3.       Inspiring staff development –  My summer had barely started before I attended the two-day Upstate Technology Conference, where I networked with other librarians and gathered great information about new educational technologies, Web 2.0 tools, and current trends.  During three days of Mentor training I learned so much about how to talk to people in ways that are non-threatening, and how to offer help without offering unwanted advice.  Although I don’t have a new teacher assigned to me this year, I know that the training I received will help me build relationships with the new teachers in our building.  A full-day SMARTNotebook 11 training reminded me of the versatility of the interactive whiteboards we have in our district, and I am excited about sharing the new features with our staff.

2.       My PLN – This was the summer of the PLN, a time when I really understood how important it is to never stop learning, to reach way beyond my own knowledge, and to tap into others’ energy, creativity, and inspiration.  Starting with the other two middle school librarians in my district, and expanding to other states and other countries, I have been able to remind myself of why I became a librarian, and to begin to let go of excuses that kept me from being an effective one.

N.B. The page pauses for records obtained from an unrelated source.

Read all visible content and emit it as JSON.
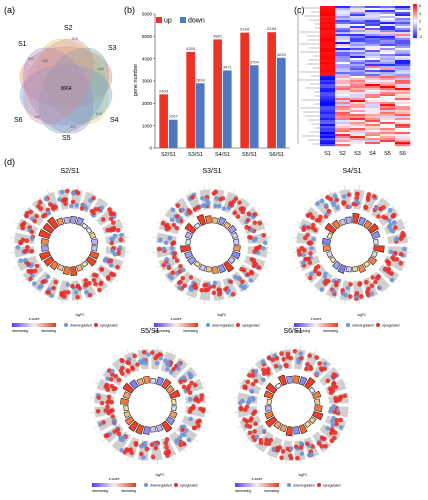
{
  "panel_labels": {
    "a": "(a)",
    "b": "(b)",
    "c": "(c)",
    "d": "(d)"
  },
  "venn": {
    "sets": [
      "S1",
      "S2",
      "S3",
      "S4",
      "S5",
      "S6"
    ],
    "center": "3664",
    "small": [
      "576",
      "444",
      "446",
      "615",
      "403",
      "453",
      "502"
    ],
    "colors": [
      "#e77a5a",
      "#d7cf5e",
      "#5aa9a8",
      "#6b9fd4",
      "#9a86c8",
      "#d98aa0"
    ]
  },
  "chart_data": [
    {
      "type": "bar",
      "categories": [
        "S2/S1",
        "S3/S1",
        "S4/S1",
        "S5/S1",
        "S6/S1"
      ],
      "series": [
        {
          "name": "up",
          "values": [
            2403,
            4305,
            4861,
            5164,
            5184
          ],
          "color": "#ee3224"
        },
        {
          "name": "down",
          "values": [
            1267,
            2899,
            3471,
            3704,
            4039
          ],
          "color": "#4f78c4"
        }
      ],
      "ylabel": "gene number",
      "ylim": [
        0,
        6000
      ],
      "yticks": [
        0,
        1000,
        2000,
        3000,
        4000,
        5000,
        6000
      ],
      "legend": "top-left"
    },
    {
      "type": "heatmap",
      "columns": [
        "S1",
        "S2",
        "S3",
        "S4",
        "S5",
        "S6"
      ],
      "color_scale": [
        "6",
        "4",
        "2",
        "0",
        "-2"
      ]
    }
  ],
  "circos": {
    "plots": [
      {
        "title": "S2/S1"
      },
      {
        "title": "S3/S1"
      },
      {
        "title": "S4/S1"
      },
      {
        "title": "S5/S1"
      },
      {
        "title": "S6/S1"
      }
    ],
    "legend": {
      "zscore": "z-score",
      "logfc": "logFC",
      "decreasing": "decreasing",
      "increasing": "increasing",
      "down": "downregulated",
      "up": "upregulated"
    }
  }
}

1.       THE STUDENTS! – It’s still all about them.  The year I don’t look forward to seeing my students at the beginning of the school year is the year I should retire.  No, actually, I should retire BEFORE it gets to that point.  Middle school students are so diverse in their interests, maturity levels, and personalities that it is almost impossible to make a blanket statement about them.  Whatever they are, middle school students appeal to my heart in ways that elementary and high school students do not. I like their sense of humor, their unpredictability, and their sassiness.  I know everyone does not feel that way, and I believe that only people who like middle school students should teach middle school students. 

What about you?  What is the best part of starting a new school year, and what prepares you during the summer to get off to a great start?